Six months ago a transfer between two Indigo Escrow accounts took just under two seconds. Today it takes 142 milliseconds — here is what changed under the hood.

Six months ago, a transfer between two Indigo Escrow accounts took just under two seconds end-to-end. Today the same operation completes in 142 milliseconds at the median. The improvement was not a single trick — it was a slow accumulation of small, deliberate moves across the ledger, the queue, and the API edge.

We started by measuring honestly. Most fintech latency dashboards show the time from request to response, which hides queueing delays and read-after-write inconsistency. We instrumented every hop — the inbound TLS handshake, validation, the row lock on the sender's account, the row lock on the recipient, the ledger insert, the webhook fan-out, and the client acknowledgement — and reported on the slowest of the three replicas. That single change made our P95 four times worse on paper, and four times more useful.

The biggest win came from collapsing two separate transactions into one. The original design wrote a debit row, committed, then wrote a credit row in a second transaction tied together by a saga. It was elegant on a whiteboard and a disaster in production: the saga coordinator was the bottleneck for every transfer in the system. We rewrote the core movement as a single atomic Postgres transaction with row-level locks held in a deterministic order. Deadlocks dropped to zero and the P50 collapsed by 600 milliseconds overnight.

We also stopped trusting the network. Every Indigo Escrow API endpoint now writes to a local edge ledger first and replicates to the canonical store asynchronously.

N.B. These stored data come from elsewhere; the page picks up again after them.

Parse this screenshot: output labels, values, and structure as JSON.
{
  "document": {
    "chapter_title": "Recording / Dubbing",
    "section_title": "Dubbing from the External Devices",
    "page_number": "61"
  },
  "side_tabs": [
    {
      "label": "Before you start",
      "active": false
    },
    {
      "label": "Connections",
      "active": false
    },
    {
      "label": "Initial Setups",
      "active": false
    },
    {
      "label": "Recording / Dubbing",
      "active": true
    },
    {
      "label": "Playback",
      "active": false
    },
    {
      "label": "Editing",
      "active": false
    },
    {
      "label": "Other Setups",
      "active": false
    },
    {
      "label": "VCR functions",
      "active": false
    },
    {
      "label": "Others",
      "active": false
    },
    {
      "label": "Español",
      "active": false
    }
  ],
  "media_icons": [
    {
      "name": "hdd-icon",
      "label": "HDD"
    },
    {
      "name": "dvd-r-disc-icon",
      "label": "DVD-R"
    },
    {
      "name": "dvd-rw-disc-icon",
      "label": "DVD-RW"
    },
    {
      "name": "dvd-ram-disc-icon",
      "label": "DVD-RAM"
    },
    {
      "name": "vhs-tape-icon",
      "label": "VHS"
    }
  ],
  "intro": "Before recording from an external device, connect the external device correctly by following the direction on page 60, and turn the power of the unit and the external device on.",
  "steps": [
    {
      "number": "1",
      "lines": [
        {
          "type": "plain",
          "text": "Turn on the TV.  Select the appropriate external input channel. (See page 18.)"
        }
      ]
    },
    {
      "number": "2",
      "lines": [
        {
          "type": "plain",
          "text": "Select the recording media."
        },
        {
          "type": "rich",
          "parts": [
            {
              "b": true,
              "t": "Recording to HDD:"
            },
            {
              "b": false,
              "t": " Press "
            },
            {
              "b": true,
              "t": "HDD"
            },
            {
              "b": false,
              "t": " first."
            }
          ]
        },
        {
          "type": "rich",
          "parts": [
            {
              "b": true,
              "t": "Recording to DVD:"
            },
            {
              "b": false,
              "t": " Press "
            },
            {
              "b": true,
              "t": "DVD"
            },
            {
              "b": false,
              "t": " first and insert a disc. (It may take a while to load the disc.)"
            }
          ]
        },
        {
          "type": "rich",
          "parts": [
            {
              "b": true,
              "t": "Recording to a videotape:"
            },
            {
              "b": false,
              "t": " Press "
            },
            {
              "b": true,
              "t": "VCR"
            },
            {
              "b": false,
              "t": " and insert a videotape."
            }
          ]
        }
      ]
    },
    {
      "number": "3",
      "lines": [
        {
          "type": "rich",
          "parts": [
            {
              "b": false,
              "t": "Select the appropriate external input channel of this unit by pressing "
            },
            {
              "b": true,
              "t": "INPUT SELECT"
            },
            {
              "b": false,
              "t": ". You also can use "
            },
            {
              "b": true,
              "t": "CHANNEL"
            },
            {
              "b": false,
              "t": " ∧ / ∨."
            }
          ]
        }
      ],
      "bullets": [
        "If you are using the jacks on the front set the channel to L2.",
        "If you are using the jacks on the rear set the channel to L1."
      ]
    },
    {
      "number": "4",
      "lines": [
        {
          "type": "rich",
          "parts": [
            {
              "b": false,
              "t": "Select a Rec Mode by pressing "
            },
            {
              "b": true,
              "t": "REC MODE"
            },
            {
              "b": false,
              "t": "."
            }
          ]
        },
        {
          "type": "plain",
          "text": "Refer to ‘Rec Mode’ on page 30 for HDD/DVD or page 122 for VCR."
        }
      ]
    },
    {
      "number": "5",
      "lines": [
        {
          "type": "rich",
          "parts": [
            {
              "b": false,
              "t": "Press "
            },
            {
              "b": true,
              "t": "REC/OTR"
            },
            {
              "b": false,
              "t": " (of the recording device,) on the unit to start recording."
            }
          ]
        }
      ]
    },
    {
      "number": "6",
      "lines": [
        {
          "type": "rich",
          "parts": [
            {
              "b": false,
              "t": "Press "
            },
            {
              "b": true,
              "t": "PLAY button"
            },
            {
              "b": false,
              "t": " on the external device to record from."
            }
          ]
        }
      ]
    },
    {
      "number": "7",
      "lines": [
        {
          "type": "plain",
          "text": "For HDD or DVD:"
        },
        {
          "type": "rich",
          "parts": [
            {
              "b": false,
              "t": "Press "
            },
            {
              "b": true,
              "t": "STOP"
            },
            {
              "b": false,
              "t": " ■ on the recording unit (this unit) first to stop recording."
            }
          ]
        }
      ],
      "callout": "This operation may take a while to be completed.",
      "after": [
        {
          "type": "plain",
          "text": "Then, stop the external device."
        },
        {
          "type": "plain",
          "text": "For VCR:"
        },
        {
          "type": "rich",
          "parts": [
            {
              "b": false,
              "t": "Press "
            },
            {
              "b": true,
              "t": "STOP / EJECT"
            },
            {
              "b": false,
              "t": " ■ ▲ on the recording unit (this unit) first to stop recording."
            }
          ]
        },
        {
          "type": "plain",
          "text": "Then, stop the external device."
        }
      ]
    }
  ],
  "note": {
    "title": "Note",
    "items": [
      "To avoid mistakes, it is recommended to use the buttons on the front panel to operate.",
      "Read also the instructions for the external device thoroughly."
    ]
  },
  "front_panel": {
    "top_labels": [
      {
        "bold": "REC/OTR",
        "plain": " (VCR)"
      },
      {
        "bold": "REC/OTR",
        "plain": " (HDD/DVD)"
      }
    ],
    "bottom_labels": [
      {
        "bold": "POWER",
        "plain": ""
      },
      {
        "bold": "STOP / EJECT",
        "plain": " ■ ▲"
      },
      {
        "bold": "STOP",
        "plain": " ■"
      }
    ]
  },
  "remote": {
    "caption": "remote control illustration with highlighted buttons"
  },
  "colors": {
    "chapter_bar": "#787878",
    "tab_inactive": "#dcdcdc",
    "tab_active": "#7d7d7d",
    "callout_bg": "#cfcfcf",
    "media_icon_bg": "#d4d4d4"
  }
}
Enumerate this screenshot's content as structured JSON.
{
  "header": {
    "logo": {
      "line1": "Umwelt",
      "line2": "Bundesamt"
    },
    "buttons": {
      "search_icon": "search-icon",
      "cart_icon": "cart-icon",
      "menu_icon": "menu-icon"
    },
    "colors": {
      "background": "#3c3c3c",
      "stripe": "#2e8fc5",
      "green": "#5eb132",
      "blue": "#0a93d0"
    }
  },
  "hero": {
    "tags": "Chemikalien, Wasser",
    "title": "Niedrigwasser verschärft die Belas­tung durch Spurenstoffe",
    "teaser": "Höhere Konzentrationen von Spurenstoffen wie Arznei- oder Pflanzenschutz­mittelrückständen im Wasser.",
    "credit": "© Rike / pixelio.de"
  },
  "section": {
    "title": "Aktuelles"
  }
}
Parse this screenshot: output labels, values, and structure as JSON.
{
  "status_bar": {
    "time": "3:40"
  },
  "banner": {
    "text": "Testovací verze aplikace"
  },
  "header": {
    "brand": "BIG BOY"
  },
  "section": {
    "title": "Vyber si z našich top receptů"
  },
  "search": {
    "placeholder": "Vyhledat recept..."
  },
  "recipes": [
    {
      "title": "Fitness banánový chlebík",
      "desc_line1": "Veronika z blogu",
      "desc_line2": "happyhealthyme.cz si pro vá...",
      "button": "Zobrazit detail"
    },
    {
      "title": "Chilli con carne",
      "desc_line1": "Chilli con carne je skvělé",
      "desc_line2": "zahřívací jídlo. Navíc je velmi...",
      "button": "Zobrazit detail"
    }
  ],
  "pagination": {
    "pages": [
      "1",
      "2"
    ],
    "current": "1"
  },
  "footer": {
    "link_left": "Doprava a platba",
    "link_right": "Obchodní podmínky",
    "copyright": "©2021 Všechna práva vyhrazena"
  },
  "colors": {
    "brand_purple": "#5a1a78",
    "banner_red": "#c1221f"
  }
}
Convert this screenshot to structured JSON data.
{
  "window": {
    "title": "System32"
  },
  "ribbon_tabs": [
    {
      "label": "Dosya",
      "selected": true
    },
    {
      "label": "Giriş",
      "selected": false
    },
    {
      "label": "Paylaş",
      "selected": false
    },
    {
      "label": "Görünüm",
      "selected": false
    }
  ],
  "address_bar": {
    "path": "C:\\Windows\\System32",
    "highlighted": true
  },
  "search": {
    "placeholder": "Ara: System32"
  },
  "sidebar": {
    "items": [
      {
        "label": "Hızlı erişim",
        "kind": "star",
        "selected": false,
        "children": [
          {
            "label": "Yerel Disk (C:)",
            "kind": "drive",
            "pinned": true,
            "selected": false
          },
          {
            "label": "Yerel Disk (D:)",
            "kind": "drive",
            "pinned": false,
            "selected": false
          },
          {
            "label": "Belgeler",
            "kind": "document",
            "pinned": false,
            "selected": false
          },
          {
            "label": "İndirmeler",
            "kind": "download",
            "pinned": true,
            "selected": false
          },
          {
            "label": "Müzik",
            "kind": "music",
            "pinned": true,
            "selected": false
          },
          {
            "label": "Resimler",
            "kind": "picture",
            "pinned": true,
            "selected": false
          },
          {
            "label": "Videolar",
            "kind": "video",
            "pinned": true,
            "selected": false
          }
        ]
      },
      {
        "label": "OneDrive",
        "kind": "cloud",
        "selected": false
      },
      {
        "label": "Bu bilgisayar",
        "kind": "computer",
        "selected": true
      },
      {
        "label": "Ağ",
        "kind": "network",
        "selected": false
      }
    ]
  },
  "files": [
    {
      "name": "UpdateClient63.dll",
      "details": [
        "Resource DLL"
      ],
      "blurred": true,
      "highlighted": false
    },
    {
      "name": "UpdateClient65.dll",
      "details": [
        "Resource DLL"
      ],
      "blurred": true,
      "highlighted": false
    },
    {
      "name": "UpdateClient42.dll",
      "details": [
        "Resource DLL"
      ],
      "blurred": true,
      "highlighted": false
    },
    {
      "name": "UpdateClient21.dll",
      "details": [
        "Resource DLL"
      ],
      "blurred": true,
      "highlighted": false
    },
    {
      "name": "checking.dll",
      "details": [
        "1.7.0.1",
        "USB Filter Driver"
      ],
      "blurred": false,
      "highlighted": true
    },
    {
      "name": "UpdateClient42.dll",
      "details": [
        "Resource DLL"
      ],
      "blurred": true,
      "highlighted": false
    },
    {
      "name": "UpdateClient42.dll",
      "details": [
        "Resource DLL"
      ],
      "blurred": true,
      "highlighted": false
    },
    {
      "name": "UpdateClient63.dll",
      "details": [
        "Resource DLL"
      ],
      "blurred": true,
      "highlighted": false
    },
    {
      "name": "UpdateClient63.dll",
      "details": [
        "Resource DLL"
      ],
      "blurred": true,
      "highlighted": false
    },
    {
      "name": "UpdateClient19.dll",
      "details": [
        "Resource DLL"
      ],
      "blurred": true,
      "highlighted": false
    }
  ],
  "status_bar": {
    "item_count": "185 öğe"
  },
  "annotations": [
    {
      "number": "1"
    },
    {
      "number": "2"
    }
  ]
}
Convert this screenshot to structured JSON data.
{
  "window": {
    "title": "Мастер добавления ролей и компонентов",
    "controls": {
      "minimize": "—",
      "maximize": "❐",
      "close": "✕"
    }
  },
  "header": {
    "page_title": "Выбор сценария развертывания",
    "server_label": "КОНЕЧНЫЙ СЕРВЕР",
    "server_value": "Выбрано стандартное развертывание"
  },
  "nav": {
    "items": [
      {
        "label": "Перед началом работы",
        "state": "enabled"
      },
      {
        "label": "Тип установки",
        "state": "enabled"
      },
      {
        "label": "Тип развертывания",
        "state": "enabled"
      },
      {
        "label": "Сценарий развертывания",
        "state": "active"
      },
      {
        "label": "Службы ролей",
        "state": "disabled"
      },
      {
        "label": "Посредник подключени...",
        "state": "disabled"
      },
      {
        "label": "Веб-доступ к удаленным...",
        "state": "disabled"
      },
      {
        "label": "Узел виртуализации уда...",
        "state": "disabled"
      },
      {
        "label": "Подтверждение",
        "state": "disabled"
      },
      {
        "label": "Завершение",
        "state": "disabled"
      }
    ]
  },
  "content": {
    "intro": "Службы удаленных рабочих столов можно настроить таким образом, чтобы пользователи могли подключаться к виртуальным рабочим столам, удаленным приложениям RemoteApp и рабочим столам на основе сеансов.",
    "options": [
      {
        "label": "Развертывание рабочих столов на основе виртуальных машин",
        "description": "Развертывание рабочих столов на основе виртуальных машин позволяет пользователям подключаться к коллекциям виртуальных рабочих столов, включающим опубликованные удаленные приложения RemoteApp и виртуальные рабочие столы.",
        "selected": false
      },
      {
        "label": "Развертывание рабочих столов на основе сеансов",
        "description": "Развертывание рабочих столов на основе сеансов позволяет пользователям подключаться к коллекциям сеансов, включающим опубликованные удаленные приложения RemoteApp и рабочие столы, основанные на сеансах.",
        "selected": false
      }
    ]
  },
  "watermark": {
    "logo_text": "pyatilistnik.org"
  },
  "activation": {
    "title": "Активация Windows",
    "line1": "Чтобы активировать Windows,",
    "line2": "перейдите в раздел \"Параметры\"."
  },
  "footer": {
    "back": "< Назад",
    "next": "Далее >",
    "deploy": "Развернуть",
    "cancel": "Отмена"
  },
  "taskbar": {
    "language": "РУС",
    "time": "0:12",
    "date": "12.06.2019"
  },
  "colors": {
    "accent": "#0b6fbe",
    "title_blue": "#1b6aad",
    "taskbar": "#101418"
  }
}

For the user, the transfer is done the moment the edge commits. For our auditors, the replication lag is measured and bounded, and any divergence triggers an automatic freeze on the affected pair of accounts.

Finally — and this is the unglamorous one — we deleted code. Forty percent of the latency in the old hot path came from middleware that nobody on the team could explain. We turned each layer off in staging one at a time and kept only the ones that broke something real. The final transfer handler is now 380 lines, down from 2,100, and it is the most boring file in the repo. That, more than anything, is how we got to 142 milliseconds.